Originally posted by glanglois Buyers will always demand more lens options. This forum is evidence. It becomes a competitive necessity at some point. A few lenses will almost certainly need to become quite a few lenses.
True, but with a point of diminishing returns to the manufacturer. Look at an 1980's Pentax or Canon catalog. It's insane how many lenses and accessories there are. Some items were only produced in the hundreds because there was so little demand. The goal was to bulk the brand not with revenues from the actual per unit sales of each item, but on the whole package as a marketing opportunity.
The first company to get out of that arms race was the one that started it: Olympus. They pretty much dropped out of SLR's when autofocus came along. They very successfully went for the jugular on small P&S cameras and pretty much abandoned the OM line. They did so because the unit cost of producing so many lenses became ridiculous when what you were manufacturing was inventory for a marketing shoot.
Originally posted by abacus07 TBH the most significant arguments for K mount APSC surviving long term are made by those that are heavily invested in it. Pentax won't completely abandon it but the money is going to be spent on attracting new customers. I can see Pentax continuing to develop new bodies since most of that is software and sensor improvement that will be developed regardless of product line. But you can forget about new lenses. And at some point the existing users will migrate also. Maybe they migrate to a different brand in 5-10 years but if Pentax is going to survive it will be because they released the best possible mirrorless product instead of one full of compromises to keep the Kmount. note - I will be very sad to see K mount go.
The best example for what the future holds probably comes from Leica. They held on the manual focus rangefinder line, added an SLR line, got into P&S, went digital, almost went bankrupt doing stupid things to dilute the brand, and then reintroduced a staggeringly expensive DSLR line. Tie and again Leica has proven that old quality tech with methodical, slow innovation sells cameras. They mess up (the M8) and almost completely tanked financially about 5 years ago, but someone pulled a Steve Jobs on the company and now they are in demand again with talk of a new digital system on the horizon probably aimed at a lower price tier than uber-silly M9 prices.
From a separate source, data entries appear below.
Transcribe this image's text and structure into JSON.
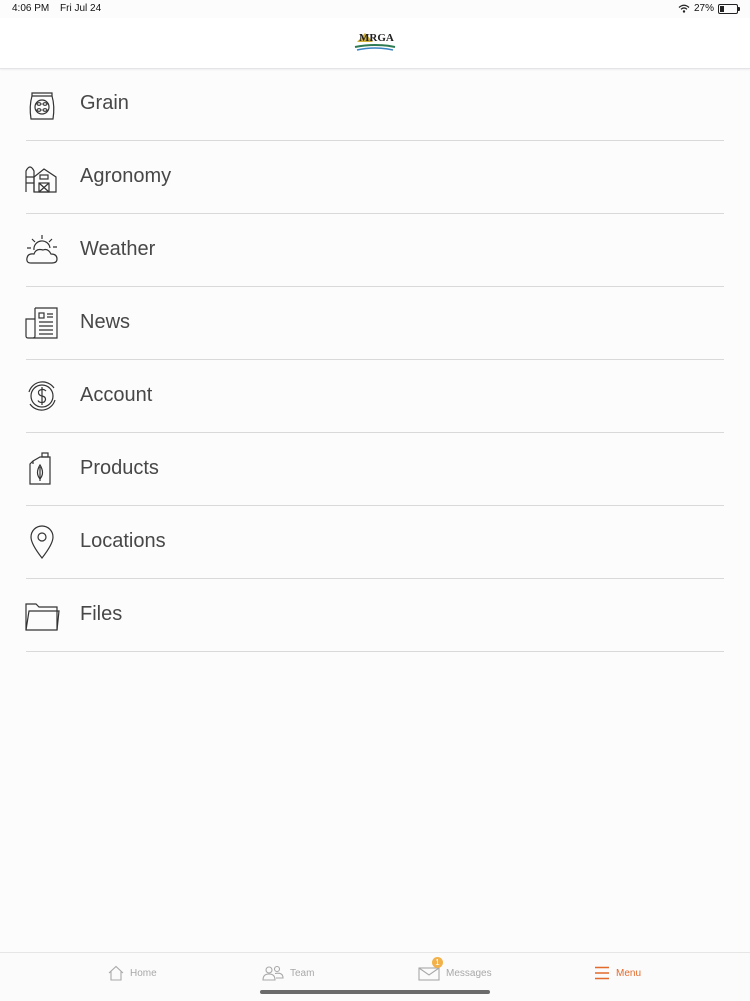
{
  "status_bar": {
    "time": "4:06 PM",
    "date": "Fri Jul 24",
    "battery": "27%"
  },
  "header": {
    "logo_text": "MRGA"
  },
  "menu": {
    "items": [
      {
        "label": "Grain",
        "icon": "grain-bag-icon"
      },
      {
        "label": "Agronomy",
        "icon": "barn-silo-icon"
      },
      {
        "label": "Weather",
        "icon": "sun-cloud-icon"
      },
      {
        "label": "News",
        "icon": "newspaper-icon"
      },
      {
        "label": "Account",
        "icon": "dollar-circle-icon"
      },
      {
        "label": "Products",
        "icon": "jug-leaf-icon"
      },
      {
        "label": "Locations",
        "icon": "map-pin-icon"
      },
      {
        "label": "Files",
        "icon": "folder-icon"
      }
    ]
  },
  "tabbar": {
    "home": "Home",
    "team": "Team",
    "messages": "Messages",
    "messages_badge": "1",
    "menu": "Menu",
    "active_color": "#e26a2c",
    "inactive_color": "#a8a8a8"
  }
}
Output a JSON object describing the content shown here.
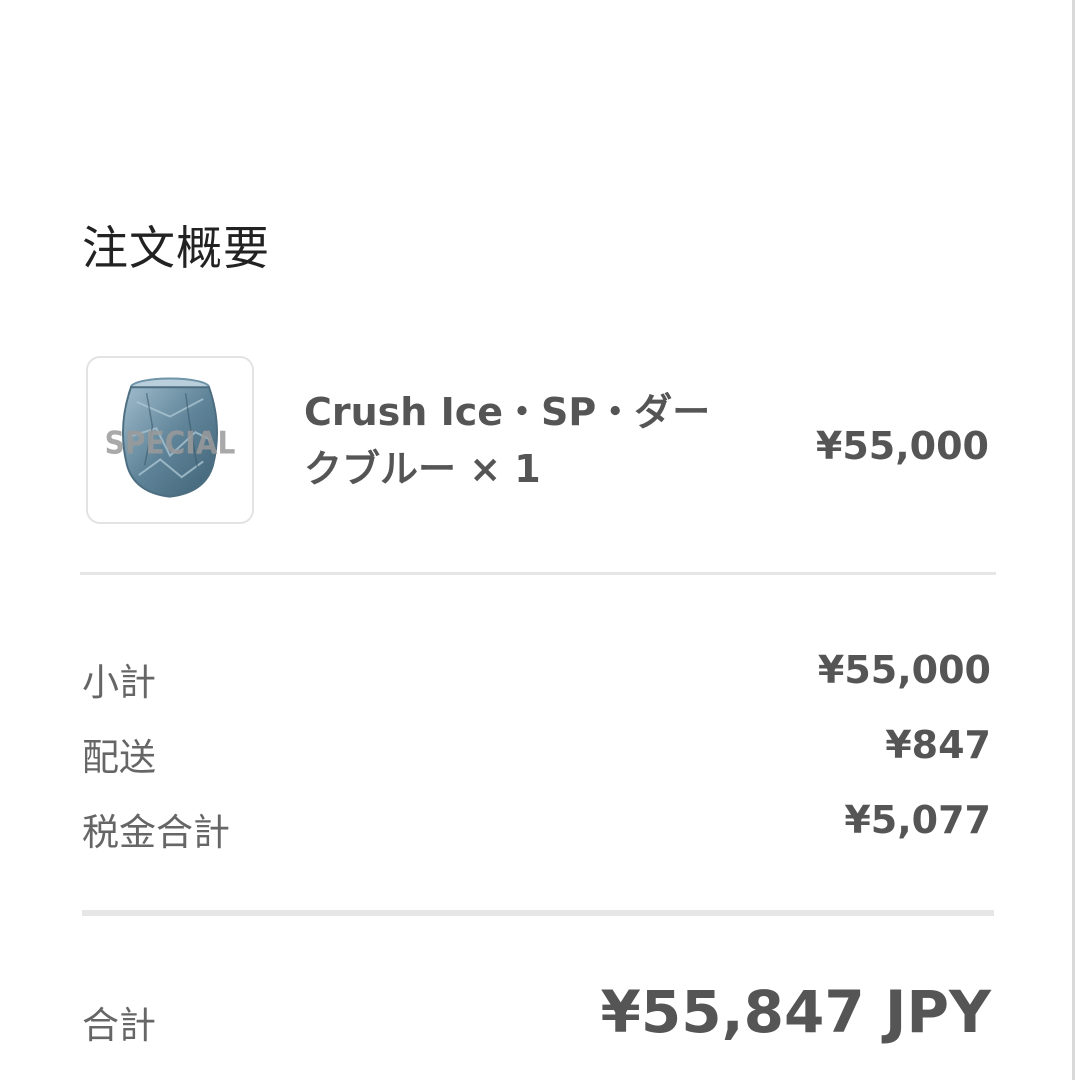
{
  "summary": {
    "title": "注文概要"
  },
  "item": {
    "image_icon": "product-glass-thumbnail",
    "image_overlay_text": "SPECIAL",
    "name_line1": "Crush Ice・SP・ダー",
    "name_line2": "クブルー × 1",
    "price": "¥55,000"
  },
  "rows": [
    {
      "label": "小計",
      "value": "¥55,000"
    },
    {
      "label": "配送",
      "value": "¥847"
    },
    {
      "label": "税金合計",
      "value": "¥5,077"
    }
  ],
  "total": {
    "label": "合計",
    "value": "¥55,847 JPY"
  },
  "colors": {
    "glass": "#6f93a8",
    "divider": "#e6e6e6",
    "text": "#555555"
  }
}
The point is that the DSLR has created a stunning boom in photography since the Nikon D100 and Canon Rebel came out. The user base for the SLR format has never been bigger. It is still growing, if not share, in aggregate volume. A great number of people love the form factor and the OVF. A substantial number of pros will never give up an OVF in the same way that those favouring a street shooter style never gave up on Leica's rangefinders.
This is not about replacing one type of camera wit another. It's about new systems for evolving market while the entrenched systems still exist because we want them to. Ricoh probably bought Pentax precisely to leverage that conservative philosophy guiding the SLR market. The idea that all cameras will be mirrorless, EVF, pocketable items is simply not borne out by either current market data or history. I am pretty sure mirorless will take a hefty, even majority share, of the large sensor market, but it will not eliminate the DSLR.